Have you tested any larger projects? Like libc++, libstdc++ or something like folly. I feel we need to do such tests to avoid we get anything wrong.

rusyaev-roman added inline comments.Jul 25 2022, 11:18 PM
clang/lib/Sema/Scope.cpp
127–128

I've already added a comment at the beginning of updateNRVOCandidate function where this point is mentioned:

//      ... Therefore, we need to clear return slots for other
//      variables defined before the current return statement in the current
//      scope and in outer scopes.

If it's not enough, please let me know.

Have you tested any larger projects?

Yes, I've built the clang itself and compiler-rt project. Then I've checked them to run 'check-all' (on built clang and compiler-rt). Everything works.

ChuanqiXu accepted this revision.Jul 25 2022, 11:22 PM
ChuanqiXu added inline comments.
clang/lib/Sema/Scope.cpp
127–128

Great! Clang should be large enough.

This revision is now accepted and ready to land.Jul 25 2022, 11:22 PM
rusyaev-roman added inline comments.Jul 25 2022, 11:28 PM
clang/lib/Sema/Scope.cpp
127–128

Thanks a lot for the careful review!

@ChuanqiXu , could you land this patch please?

Many thanks to @Izaron for the original implementation.

ChuanqiXu added inline comments.Jul 25 2022, 11:30 PM
clang/lib/Sema/Scope.cpp
127–128

Sure. What's your prefer Name and Mail address?

rusyaev-roman added inline comments.Jul 25 2022, 11:33 PM
clang/lib/Sema/Scope.cpp
127–128

Thanks!

Roman Rusyaev <rusyaev.rm@gmail.com>

ChuanqiXu added inline comments.Jul 25 2022, 11:39 PM
clang/lib/Sema/Scope.cpp
127–128

Oh, I forgot you need edit the ReleaseNotes at clang/docs/ReleaseNotes.rst

rusyaev-roman added inline comments.Jul 26 2022, 12:07 AM
clang/lib/Sema/Scope.cpp
127–128

I'm going to add a description in C++ Language Changes in Clang paragraph.

It will look like:

- Improved ``copy elision` optimization. It's possible to apply ``NRVO`` for an object if at the moment when
  any return statement of this object is executed, the ``return slot`` won't be occupied by another object.

Is it OK for you?

Add a release note.

ChuanqiXu added inline comments.Jul 26 2022, 12:16 AM
clang/lib/Sema/Scope.cpp
127–128

According to https://github.com/cplusplus/papers/issues/756, I would like to put this in C++2b Feature Support section. Although we don't add constraints (C++ std >= 23) to do this optimization, this is a C++23 feature to C++ standard.

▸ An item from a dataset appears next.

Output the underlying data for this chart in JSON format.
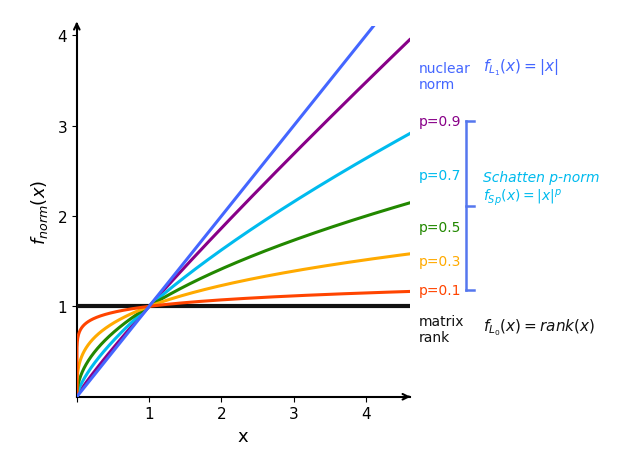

@ChuanqiXu , the release notes were updated. Could you check and merge please?

rusyaev-roman added inline comments.Jul 26 2022, 12:18 AM
clang/lib/Sema/Scope.cpp
127–128

Actually this optimization is just an improvement of existing NRVO optimization in term of existing standard. This optimization doesn't implement the proposal itself and can be done without additional flags

rusyaev-roman added inline comments.Jul 26 2022, 12:21 AM
clang/lib/Sema/Scope.cpp
127–128

This is just the first step to support this proposal. All changes in the current patch are allowed by Standard before.

rusyaev-roman added inline comments.Jul 26 2022, 12:26 AM
clang/lib/Sema/Scope.cpp
127–128

So, I think the best place for the description of these changes in release notes is C++ Language Changes in Clang paragraph, because this change is improvement and can be done without context of mentioned proposal. What do you think?

ChuanqiXu added inline comments.Jul 26 2022, 12:28 AM
clang/lib/Sema/Scope.cpp
127–128

Got it, your words make sense.

rusyaev-roman added inline comments.Jul 26 2022, 1:34 AM
clang/lib/Sema/Scope.cpp
127–128

So, I think we are on the same page.
Could you land this patch please?

ChuanqiXu added inline comments.Jul 26 2022, 2:08 AM
clang/lib/Sema/Scope.cpp
127–128

Yeah, I am going to land the patch today and my working pipeline is full now : )

This revision was landed with ongoing or failed builds.Jul 26 2022, 3:57 AM
This revision was automatically updated to reflect the committed changes.